A Diagnostic Conundrum in Case of Primary Central Nervous System Vasculitis Presenting as Young Stroke

Abstract

Primary Central Nervous System Vasculitis (PCNSV) is a rare inflammatory condition affecting the blood vessels in the brain and spinal cord, without signs of systemic vasculitis. The symptoms of PCNSV are typically non-specific and varied. This case involves a 16-year-old female who arrived at the emergency department with tingling and numbness in her left upper and lower extremities since waking up that morning.

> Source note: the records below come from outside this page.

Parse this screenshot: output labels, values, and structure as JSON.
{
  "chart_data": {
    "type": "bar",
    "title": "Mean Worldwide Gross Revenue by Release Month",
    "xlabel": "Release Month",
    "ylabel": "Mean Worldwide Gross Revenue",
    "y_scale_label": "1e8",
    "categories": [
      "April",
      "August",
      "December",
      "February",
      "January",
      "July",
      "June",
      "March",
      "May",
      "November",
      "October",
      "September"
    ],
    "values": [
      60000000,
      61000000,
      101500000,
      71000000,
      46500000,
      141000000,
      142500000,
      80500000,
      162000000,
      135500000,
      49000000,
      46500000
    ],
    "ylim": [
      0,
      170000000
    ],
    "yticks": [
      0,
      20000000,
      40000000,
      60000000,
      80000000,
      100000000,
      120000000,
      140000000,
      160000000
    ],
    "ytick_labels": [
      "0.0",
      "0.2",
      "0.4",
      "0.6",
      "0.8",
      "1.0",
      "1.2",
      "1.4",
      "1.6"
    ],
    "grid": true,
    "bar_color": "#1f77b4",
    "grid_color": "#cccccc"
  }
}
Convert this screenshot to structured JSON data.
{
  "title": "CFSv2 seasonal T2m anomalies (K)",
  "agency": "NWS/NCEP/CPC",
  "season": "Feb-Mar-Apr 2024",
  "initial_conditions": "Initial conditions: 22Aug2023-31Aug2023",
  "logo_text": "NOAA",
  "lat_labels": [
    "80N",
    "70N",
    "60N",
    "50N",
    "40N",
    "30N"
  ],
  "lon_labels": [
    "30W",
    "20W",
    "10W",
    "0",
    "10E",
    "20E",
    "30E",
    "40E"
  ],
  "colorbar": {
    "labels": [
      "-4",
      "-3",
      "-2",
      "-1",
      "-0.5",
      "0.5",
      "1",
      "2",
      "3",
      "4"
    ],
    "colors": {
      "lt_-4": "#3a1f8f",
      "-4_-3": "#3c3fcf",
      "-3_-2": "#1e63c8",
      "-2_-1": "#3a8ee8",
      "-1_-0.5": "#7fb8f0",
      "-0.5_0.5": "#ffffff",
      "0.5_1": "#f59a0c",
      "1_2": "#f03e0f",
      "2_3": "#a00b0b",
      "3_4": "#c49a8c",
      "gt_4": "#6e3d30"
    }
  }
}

Within hours, she developed significant weakness in her left arm and leg. She had no significant medical history, comorbidities, or history of substance use. On examination, her vitals were stable, and she was fully conscious and oriented. Neurological examination revealed right-sided mouth deviation and decreased muscle power in her left limbs, while sensory function remained normal. Routine blood tests were normal, except for mildly elevated Erythrocyte Sedimentation Rate (ESR) and C-Reactive Protein (CRP). Autoimmune markers and complement levels were within normal limits. Cerebrospinal Fluid (CSF) analysis showed lymphocytic pleocytosis and mildly elevated protein levels. Magnetic Resonance Imaging (MRI) brain imaging revealed multiple small, acute, non-haemorrhagic infarcts in the right frontoparietal and temporo-occipital regions. MR angiography indicated thrombosis in the right internal carotid artery, with extensive thickening and constriction in various segments, consistent with PCNSV. She was treated with dual antiplatelet therapy, antiepileptics, methylprednisolone pulse therapy, and intravenous cyclophosphamide, followed by maintenance therapy with methotrexate and oral steroids. This case underscores the importance of early recognition and aggressive treatment of PCNSV to prevent longterm neurological deficits. Reporting this case is crucial as it highlights an atypical presentation in a young female, emphasising the need for awareness and comprehensive diagnostic approaches.